Malgré les circonstances difficiles entourant sa naissance, le petit Kian fait le bonheur de ses parents.

«Mo pe res perdi disan depi ki sa dokter-la inn dir fer de doz enn vaksin ek mwa.» Karishma Jugnarain, 29 ans, qui a accouché d’un garçon par césarienne alors qu’elle était à 38 semaines de grossesse, allègue ainsi avoir été victime d’une négligence médicale. Cette habitante de St Remy, à Flacq, a déjà porté plainte à la police à cet effet. Du côté de la direction de l’hôpital de Flacq, une enquête interne a été initiée.

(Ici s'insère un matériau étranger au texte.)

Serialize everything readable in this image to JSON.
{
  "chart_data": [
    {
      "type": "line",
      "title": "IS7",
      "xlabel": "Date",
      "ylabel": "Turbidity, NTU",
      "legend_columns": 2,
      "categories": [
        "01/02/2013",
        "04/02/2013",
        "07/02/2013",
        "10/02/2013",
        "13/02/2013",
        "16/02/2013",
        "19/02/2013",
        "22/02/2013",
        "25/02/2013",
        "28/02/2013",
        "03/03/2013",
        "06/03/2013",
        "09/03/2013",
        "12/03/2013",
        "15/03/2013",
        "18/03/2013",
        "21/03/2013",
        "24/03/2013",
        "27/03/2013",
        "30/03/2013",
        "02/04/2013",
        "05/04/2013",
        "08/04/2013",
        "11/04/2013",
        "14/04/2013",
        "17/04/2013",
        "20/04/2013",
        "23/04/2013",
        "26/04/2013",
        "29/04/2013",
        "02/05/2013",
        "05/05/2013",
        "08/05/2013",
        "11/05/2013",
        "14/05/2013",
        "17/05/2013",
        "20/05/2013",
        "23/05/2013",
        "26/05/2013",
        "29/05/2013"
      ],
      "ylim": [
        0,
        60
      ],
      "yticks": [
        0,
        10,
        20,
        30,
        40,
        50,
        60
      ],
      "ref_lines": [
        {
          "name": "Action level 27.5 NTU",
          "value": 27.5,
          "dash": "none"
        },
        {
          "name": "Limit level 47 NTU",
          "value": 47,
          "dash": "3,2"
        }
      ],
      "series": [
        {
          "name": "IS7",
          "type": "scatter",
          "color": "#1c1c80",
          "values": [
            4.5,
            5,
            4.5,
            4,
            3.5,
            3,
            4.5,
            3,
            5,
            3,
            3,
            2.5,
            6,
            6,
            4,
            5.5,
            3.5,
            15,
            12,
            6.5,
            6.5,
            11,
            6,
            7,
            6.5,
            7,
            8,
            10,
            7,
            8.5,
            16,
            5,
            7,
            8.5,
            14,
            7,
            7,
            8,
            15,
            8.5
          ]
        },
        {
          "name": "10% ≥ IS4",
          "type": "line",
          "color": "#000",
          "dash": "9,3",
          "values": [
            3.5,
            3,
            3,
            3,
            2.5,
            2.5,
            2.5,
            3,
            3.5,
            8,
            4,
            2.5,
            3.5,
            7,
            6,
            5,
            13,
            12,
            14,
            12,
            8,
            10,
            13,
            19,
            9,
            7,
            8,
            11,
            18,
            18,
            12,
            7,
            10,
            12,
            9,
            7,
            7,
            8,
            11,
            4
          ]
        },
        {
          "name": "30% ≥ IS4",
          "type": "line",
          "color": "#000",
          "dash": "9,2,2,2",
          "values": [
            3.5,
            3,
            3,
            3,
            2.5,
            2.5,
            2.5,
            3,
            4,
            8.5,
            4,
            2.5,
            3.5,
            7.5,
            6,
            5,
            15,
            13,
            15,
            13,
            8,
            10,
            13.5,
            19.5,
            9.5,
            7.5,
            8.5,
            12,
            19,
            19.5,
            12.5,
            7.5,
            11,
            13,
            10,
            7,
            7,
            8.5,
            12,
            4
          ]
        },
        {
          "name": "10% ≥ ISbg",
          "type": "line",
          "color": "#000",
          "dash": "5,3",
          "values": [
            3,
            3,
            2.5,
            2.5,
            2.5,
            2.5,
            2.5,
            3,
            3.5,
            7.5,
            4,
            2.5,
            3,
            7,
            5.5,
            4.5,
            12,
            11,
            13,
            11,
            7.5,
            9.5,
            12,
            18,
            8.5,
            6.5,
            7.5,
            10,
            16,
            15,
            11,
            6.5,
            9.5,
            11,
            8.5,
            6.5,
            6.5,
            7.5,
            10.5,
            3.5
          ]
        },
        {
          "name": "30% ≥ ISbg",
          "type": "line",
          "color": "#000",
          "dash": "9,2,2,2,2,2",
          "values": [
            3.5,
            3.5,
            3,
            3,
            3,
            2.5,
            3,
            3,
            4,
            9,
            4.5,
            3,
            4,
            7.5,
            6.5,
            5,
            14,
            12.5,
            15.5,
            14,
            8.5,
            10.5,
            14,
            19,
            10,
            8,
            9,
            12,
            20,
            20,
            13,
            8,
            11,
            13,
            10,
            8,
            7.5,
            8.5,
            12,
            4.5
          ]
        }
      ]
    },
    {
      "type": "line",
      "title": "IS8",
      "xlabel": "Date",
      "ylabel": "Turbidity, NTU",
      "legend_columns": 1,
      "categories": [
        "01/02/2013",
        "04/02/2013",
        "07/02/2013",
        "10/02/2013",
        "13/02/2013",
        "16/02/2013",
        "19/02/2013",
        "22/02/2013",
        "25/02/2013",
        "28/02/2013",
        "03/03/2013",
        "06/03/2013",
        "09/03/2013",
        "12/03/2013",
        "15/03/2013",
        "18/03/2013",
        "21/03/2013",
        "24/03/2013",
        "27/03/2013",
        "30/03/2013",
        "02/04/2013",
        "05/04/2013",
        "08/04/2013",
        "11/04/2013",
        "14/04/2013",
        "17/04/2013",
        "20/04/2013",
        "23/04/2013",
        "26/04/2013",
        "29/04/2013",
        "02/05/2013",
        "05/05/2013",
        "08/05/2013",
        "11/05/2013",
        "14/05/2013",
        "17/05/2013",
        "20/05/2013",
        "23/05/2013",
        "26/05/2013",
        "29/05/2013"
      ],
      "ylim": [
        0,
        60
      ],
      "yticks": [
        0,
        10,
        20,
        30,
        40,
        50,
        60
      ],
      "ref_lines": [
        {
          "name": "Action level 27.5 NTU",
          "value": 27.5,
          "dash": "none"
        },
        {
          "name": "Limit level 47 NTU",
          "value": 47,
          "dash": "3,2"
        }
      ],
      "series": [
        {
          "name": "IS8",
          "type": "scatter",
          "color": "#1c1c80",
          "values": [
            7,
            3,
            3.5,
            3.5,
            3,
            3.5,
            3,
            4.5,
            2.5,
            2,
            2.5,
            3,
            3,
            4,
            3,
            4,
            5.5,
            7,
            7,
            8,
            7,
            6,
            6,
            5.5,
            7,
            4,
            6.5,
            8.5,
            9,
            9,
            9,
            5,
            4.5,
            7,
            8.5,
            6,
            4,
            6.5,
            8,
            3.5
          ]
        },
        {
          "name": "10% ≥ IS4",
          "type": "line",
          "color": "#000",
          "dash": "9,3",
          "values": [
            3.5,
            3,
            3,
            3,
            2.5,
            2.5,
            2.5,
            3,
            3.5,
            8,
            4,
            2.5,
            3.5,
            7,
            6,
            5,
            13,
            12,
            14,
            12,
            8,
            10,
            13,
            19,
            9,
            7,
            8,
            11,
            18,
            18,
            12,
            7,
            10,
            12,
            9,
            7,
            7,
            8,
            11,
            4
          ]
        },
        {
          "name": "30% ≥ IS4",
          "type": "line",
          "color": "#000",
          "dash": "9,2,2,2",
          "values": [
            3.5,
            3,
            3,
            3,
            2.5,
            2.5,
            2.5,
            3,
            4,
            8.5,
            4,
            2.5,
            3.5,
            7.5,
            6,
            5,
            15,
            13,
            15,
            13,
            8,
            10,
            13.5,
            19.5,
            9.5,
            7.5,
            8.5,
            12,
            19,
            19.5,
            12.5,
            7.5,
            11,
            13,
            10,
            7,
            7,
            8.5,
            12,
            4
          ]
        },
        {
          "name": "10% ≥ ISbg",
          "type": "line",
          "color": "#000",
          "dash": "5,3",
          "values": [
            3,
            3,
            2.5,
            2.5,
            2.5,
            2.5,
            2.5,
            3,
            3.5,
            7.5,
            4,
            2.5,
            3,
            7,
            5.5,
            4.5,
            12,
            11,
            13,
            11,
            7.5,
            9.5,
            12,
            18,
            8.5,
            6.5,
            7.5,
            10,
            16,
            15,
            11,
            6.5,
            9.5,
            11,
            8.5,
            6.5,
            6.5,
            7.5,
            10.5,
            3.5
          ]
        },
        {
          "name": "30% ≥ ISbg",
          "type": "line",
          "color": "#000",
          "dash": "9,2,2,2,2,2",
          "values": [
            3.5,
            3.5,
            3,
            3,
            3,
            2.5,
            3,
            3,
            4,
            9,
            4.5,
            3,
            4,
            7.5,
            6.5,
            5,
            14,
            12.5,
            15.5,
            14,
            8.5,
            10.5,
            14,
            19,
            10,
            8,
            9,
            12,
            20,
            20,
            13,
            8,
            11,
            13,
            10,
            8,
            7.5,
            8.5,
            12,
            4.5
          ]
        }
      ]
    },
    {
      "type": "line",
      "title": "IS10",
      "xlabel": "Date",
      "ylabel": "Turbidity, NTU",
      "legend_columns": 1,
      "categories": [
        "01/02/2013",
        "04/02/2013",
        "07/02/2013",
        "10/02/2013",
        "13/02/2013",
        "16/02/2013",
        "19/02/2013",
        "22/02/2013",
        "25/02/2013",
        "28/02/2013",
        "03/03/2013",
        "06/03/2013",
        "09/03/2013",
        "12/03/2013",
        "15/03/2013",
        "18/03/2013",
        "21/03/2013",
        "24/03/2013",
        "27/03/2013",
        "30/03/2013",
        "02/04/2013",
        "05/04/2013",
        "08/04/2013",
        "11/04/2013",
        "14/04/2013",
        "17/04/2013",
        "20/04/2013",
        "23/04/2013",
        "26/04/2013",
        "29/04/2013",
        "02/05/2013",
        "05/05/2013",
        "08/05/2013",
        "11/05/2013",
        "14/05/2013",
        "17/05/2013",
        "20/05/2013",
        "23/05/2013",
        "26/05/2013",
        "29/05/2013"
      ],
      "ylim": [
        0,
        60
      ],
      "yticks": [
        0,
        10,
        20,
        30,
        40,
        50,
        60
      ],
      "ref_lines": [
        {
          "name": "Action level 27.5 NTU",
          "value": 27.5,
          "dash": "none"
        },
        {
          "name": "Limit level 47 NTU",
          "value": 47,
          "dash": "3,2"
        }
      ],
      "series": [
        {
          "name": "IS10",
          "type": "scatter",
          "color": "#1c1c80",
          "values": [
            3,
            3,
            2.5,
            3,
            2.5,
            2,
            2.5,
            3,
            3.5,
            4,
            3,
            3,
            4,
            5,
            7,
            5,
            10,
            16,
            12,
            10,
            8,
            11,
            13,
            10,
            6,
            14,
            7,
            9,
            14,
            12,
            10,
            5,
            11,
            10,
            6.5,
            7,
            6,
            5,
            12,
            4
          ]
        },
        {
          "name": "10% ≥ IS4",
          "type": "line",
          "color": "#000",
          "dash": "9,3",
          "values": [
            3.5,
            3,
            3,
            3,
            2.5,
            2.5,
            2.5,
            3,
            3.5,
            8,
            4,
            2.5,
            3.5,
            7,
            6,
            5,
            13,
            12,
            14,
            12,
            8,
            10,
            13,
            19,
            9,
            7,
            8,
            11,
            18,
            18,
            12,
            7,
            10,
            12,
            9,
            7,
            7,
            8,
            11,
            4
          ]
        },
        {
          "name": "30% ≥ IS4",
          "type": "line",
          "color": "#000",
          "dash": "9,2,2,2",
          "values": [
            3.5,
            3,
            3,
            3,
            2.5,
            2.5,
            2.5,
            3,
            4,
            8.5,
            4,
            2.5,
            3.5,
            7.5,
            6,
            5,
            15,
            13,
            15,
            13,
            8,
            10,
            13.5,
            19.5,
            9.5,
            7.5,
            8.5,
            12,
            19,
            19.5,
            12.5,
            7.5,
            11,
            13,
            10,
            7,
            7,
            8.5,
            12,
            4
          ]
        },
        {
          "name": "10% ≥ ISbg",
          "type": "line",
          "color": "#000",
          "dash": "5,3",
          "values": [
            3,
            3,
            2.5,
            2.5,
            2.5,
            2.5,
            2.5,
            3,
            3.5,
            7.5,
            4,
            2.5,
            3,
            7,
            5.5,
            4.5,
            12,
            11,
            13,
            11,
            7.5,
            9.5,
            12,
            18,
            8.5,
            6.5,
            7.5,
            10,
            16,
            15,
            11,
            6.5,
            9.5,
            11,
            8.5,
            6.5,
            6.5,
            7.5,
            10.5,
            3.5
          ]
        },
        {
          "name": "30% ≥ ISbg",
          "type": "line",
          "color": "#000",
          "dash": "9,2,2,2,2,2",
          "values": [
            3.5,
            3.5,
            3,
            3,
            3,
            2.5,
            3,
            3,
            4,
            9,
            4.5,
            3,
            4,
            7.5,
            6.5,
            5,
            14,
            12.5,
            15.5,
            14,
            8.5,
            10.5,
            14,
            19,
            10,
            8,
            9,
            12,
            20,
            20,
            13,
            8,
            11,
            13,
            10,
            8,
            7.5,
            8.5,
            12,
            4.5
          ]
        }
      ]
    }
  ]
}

Cette affaire éclate le mardi 19 octobre, lorsque Karishma Jugnarain consigne une déposition à la police. Dans sa plainte, la jeune femme explique qu’elle s’est rendue à l’hôpital de Flacq, à 9 heures, le 22 septembre, pour son rendez-vous médical. Sur place, un gynécologue lui aurait fait comprendre, après une échographie, que son bébé est trop petit et qu’il faudrait lui administrer deux doses d’un vaccin. «Inn dir mwa sa vaksin-la pou bebe so brons ek pou fer li grandi», explique notre interlocutrice. Ce que son époux Adarsh, 26 ans, ne comprend par car son épouse, dit-il, s’était rendu à l’hôpital une semaine plus tôt et le même spécialiste leur aurait dit que leur bébé était en parfaite santé et que Karishma devait accoucher le 5 octobre.

 

Toutefois, le 22 septembre, cette dernière explique qu’elle a commencé à saigner juste après avoir été examinée par le gynécologue. «Il m’a fait admettre en salle. J’ai commencé à faire des allergies. Mais le personnel soignant m’a dit qu’il n’y avait rien d’anormal», soutient Karishma. Selon cette habitante de St Remy, une deuxième dose d’un vaccin lui aurait été administrée dans la nuit. «J’ai eu d’autres irritations. J’ai commencé à saigner davantage», s’indigne la jeune femme.

 

Le lendemain, au réveil, raconte-t-elle, le gynécologique lui a annoncé que son bébé avait des complications et qu’elle devait subir une césarienne urgente. «Mo pann dakor ek sa ditou. Mo pa ti admet pou gagn zanfan mwa. Dokter-la ti dir mwa leker baba ti pe bat feb (…) Inn fer mwa sign enn bann form san kone ki ti ena ladan. Mo misie pann sign okenn form. Seki pli grav ladan, seki dokter-la inn anpes mo misie trouv mwa avan rant dan lasal loperasyon. Linn bizin al get la polis pou li kapav vinn get mwa. Dokter-la ti dir li ki sov mo lavi ek baba ti pli inportan. Personn pann sign consent form. Ek mwa li dir mo mari inn refiz signe», indique Karishma.

 

Lorsque le petit Kian Hayden voit le jour, il pèse 2,1 kg. Mais la jeune femme constate que son fils a des bleus sur plusieurs parties du corps. «Le gynécologue nous a dit qu’il a dû pratiquer une césarienne en urgence car le cordon ombilical s’était enroulé autour du cou de notre fils», explique Adarsh. Trois jours plus tard, Karishma est autorisée à rentrer chez elle. Mais depuis, son état ne se serait pas améliorée. Elle serait d’ailleurs devenue anémique.

 

L’hôpital, dit-elle, lui a prescrit des antibiotiques pour dix jours. Mais souffrant de douleurs musculaires et ayant des difficultés à marcher, la jeune femme s’est rendue à nouveau à l’hôpital, le mardi 19 octobre. Sur place, le médecin a ordonné son admission mais elle s’y est opposée. Toutefois, elle a accepté de faire une prise de sang après qu’une infection lui a été diagnostiquée. «Mo madam pann resi gagn so rezilta. Bann-la ti oule tir so disan ankor akoz seki ti tire avan-la ti fini kaye. Zot mem kone kinn deroule sa zour-la», s’insurge Adarsh.

 

Irritée, Karishma a porté plainte à la police juste après. Le couple envisage des poursuites contre le ministère de la Santé.